Thomas Rodger Senior and an Unknown Violinist (About 1855)
About this artwork
Thomas Rodger senior, the figure on the left, was a house painter by trade. He nevertheless wholeheartedly supported his son in his photographic work. Father and son lived in Fife and were very close. The antics in this picture may have been inspired by David Wilkie's painting, 'The Blind Fiddler' (1806), where a boy pretends he is a fiddler with bellows and a poker. Legend has it that the violinist in this albumen print was Paganini himself, but the latter had died ten years earlier.

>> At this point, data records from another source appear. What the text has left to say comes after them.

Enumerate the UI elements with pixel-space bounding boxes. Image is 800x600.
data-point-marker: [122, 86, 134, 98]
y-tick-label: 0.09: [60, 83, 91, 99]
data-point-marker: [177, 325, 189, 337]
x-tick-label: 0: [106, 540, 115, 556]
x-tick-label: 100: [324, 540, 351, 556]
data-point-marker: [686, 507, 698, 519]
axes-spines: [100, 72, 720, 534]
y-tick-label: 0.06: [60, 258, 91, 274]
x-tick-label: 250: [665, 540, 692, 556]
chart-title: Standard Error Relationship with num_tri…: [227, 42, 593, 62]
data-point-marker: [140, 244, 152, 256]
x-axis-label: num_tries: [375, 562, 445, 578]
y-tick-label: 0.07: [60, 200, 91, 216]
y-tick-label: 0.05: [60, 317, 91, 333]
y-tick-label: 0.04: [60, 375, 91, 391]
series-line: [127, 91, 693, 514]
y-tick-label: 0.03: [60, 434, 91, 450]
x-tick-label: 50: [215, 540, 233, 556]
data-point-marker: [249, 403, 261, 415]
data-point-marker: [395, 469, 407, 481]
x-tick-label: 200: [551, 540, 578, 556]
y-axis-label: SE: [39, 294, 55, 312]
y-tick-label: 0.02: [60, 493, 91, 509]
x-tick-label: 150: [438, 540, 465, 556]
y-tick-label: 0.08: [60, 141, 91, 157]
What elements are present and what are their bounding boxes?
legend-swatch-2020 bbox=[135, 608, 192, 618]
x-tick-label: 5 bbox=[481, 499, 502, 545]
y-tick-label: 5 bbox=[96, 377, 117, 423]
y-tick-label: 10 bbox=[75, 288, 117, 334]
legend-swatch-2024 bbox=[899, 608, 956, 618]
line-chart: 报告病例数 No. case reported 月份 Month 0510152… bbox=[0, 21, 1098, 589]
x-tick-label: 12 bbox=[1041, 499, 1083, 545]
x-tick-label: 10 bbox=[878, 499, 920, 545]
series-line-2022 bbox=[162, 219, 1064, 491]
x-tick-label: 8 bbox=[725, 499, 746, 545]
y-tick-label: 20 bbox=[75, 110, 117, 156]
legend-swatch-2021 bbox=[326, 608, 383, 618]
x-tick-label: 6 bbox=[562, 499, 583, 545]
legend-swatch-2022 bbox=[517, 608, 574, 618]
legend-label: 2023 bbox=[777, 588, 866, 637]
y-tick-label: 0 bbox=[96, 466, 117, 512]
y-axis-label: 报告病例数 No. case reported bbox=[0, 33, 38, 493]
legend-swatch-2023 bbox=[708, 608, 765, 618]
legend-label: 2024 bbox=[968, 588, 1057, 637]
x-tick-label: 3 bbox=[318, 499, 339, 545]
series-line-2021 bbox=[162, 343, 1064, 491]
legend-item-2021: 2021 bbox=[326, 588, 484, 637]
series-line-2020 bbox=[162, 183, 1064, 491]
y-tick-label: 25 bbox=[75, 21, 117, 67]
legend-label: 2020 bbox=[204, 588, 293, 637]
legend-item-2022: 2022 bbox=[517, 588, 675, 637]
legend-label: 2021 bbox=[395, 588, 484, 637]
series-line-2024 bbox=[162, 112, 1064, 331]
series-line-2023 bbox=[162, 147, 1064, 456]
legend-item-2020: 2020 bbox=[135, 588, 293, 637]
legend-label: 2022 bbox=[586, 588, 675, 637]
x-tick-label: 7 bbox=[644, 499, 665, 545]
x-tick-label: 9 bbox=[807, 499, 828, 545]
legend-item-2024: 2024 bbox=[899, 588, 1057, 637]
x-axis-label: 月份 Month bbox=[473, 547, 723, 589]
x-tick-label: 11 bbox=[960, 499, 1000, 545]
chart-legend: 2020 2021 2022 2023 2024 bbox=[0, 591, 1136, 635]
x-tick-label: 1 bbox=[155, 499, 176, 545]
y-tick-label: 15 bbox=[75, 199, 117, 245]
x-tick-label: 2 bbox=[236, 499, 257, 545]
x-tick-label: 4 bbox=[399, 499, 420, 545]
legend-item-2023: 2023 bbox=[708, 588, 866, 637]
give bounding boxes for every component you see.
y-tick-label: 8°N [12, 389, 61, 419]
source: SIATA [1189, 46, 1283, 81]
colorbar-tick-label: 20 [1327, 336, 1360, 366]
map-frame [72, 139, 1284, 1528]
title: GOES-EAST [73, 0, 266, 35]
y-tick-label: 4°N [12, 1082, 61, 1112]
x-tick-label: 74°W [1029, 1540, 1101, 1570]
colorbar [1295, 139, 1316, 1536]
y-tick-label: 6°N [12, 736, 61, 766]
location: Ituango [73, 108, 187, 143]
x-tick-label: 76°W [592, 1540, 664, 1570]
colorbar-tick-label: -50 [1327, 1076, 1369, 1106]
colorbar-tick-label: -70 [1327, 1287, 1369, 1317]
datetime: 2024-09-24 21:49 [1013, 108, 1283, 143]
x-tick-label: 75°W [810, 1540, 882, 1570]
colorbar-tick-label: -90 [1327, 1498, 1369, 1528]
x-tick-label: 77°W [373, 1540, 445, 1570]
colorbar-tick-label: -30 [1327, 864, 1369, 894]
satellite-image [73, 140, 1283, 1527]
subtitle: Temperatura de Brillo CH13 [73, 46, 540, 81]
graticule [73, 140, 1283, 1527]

- title: Thomas Rodger Senior and an Unknown Violinist
- accession number: PGP 111.67
- artist: Thomas RodgerScottish (1833 - 1883)
- depicted: Thomas Rodger
- gallery: Scottish National Portrait Gallery(Print Room)
- object type: Photograph
- materials: Albumen print
- date created: About 1855
- measurements: 17.40 x 14.30 cm
- credit line: Purchased 1988
Thomas Rodger was a pupil and laboratory assistant to John Adamson. On the death of Robert Adamson, John Adamson urged the sixteen-year-old Rodger to set up his own studio in the city. He had a precise approach to the chemistry of photography which earned him success at exhibitions and competitions around Scotland. Having begun as a 'calotypist' in 1848, he later moved on to the collodion process. Sadly, his glass negatives were smashed when, after his death, his studio closed down in the early 1900s.